William Catalona, ​​MD, a pioneering urologist at Northwestern University’s Feinberg School of Medicine, said ARIs could hold a future for patients with low- and intermediate-risk conditions who would otherwise opt for AS or focal therapy.

“Of course, any form [ARI] It is expected to slow the progression of prostate cancer, and a benign disease with an average risk does progress more often and faster, so it deserves consideration,” said Catalona. “But what are the literal and actual costs?”
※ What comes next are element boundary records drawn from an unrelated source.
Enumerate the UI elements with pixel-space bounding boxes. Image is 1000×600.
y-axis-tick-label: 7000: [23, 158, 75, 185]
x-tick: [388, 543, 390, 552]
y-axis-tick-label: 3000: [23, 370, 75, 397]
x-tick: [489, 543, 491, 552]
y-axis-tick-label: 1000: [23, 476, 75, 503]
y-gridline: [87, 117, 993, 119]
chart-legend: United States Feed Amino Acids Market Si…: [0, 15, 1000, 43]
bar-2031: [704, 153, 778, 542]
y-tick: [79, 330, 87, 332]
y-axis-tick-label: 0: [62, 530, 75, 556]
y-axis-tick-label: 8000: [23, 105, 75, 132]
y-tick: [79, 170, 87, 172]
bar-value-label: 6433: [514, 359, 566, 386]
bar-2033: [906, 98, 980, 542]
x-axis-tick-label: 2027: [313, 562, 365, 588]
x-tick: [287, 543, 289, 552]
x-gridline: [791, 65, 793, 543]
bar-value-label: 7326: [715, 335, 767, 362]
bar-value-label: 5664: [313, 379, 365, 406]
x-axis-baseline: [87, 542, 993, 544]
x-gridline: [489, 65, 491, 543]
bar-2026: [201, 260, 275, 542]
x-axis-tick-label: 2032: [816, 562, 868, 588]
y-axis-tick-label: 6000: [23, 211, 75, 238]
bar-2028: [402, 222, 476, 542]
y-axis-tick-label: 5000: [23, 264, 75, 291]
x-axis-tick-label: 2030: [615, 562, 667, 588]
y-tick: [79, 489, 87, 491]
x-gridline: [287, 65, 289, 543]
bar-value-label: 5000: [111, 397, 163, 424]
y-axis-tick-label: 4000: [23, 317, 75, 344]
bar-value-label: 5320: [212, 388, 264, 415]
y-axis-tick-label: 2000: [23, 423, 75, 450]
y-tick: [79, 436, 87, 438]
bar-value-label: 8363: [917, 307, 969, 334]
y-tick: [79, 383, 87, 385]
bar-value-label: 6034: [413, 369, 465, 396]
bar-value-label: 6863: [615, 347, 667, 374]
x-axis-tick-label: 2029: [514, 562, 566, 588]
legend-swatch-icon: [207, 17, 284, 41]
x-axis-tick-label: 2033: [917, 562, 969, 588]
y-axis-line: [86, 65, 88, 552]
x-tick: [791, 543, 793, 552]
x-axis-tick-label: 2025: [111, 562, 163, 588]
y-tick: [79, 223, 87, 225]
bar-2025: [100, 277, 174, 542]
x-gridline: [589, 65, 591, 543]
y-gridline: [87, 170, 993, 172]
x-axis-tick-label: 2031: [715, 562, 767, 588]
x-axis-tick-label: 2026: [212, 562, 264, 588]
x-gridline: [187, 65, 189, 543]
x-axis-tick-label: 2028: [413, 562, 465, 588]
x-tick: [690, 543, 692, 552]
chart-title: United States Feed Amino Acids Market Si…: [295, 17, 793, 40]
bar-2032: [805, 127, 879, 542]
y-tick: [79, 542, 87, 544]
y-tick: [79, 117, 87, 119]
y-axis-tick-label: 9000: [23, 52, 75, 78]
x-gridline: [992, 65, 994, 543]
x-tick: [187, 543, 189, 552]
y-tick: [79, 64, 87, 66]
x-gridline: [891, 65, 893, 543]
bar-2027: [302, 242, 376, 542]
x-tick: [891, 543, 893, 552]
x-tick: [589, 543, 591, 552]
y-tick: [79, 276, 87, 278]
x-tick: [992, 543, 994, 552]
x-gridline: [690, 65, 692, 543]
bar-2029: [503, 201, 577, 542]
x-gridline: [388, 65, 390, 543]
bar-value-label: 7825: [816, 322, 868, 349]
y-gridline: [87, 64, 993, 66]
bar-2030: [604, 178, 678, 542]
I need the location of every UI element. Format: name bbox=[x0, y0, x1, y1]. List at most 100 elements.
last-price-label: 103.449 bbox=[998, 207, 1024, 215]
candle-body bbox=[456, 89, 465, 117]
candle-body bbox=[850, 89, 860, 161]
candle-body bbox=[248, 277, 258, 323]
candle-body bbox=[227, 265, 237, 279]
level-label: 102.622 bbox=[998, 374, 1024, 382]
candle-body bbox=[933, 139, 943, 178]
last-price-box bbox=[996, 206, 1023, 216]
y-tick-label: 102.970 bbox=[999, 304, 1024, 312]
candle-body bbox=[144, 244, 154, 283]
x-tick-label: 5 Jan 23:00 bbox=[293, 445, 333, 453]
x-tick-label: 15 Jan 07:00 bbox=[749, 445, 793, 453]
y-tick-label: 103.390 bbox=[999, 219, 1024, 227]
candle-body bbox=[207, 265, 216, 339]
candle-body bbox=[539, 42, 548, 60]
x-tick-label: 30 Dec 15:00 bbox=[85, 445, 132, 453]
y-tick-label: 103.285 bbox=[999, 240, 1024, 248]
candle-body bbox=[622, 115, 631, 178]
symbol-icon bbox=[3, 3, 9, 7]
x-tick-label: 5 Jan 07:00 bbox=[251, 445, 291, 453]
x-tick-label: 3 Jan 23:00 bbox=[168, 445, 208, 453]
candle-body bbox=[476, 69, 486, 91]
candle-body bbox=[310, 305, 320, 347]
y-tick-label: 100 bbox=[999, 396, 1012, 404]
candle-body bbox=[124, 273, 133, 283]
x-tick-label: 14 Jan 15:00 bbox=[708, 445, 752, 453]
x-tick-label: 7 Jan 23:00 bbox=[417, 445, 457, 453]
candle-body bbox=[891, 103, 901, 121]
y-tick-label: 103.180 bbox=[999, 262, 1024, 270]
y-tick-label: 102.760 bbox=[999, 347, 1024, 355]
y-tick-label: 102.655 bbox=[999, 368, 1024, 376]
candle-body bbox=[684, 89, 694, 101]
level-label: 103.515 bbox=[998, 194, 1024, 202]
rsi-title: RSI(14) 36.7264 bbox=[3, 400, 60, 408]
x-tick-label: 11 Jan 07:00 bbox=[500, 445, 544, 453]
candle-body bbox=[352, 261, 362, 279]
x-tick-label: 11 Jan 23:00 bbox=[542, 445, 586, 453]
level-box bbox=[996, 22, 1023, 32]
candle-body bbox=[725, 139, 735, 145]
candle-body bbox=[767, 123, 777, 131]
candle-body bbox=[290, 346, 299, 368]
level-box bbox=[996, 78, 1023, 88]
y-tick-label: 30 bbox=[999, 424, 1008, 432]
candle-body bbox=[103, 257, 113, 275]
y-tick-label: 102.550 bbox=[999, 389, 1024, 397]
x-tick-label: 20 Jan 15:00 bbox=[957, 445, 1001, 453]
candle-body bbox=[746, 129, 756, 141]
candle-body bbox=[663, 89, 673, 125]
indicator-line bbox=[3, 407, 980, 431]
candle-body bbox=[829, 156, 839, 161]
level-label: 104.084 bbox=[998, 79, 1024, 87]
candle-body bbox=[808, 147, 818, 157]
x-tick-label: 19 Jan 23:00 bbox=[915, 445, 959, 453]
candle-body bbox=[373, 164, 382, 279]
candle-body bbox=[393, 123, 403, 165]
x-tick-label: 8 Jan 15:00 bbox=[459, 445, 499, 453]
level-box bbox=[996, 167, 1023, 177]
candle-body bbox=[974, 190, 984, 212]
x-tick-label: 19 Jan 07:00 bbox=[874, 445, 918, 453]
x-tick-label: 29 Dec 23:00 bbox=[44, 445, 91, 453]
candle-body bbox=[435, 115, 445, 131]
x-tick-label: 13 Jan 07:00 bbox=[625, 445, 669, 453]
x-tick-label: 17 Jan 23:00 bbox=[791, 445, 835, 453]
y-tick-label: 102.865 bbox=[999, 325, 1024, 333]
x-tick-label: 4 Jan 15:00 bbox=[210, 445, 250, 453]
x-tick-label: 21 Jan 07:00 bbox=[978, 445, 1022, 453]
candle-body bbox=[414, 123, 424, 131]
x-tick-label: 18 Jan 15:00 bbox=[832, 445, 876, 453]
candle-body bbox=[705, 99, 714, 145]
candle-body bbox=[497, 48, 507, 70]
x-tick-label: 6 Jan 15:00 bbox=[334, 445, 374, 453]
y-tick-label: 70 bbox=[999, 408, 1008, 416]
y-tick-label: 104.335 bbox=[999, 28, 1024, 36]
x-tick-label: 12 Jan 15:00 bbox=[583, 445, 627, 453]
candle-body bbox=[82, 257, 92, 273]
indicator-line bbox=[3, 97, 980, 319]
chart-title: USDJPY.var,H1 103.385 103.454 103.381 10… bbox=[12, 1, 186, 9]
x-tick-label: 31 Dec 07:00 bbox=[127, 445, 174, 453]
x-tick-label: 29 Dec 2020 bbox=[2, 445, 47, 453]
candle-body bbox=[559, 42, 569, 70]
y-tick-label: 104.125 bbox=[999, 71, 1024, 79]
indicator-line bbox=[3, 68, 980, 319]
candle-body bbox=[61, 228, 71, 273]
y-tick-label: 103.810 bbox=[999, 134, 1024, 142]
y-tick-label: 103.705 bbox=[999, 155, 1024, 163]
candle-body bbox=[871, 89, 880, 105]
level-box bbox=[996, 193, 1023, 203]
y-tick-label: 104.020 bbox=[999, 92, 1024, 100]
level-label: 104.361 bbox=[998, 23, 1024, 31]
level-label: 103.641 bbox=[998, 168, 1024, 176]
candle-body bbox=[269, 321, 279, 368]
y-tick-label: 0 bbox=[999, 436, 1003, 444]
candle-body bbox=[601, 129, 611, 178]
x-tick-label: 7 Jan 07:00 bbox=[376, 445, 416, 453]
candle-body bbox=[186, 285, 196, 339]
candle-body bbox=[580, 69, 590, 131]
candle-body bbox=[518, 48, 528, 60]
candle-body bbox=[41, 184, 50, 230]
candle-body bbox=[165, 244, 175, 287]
Most of his patients on enzalutamide, he says, “are not doing very well.” “Many suffer from severe fatigue, and some refuse to continue taking this medicine. Gynecomastia is also a problem for most men.”

While other drugs may delay progression with fewer side effects, “most patients under active surveillance are highly motivated to avoid the potential adverse side effects associated with prostate cancer treatment,” Catalona said.

He added that the final arbiter would be level 1 evidence from prospective randomized trials conducted by renowned investigators and published in prestigious journals. “Stay with us,” he said.

Munster is the founder and shareholder of Alessa Therapeutics. Schweizer received research funding from Janssen Pharmaceuticals. Shore received personal honoraria from Astellas and Pfizer during the study, as well as personal honoraria from Bayer, AstraZeneca, Janssen, Dendreon, Sanofi, Myovant and Merck. Booth, Catalona and Paller do not report any related financial relationships.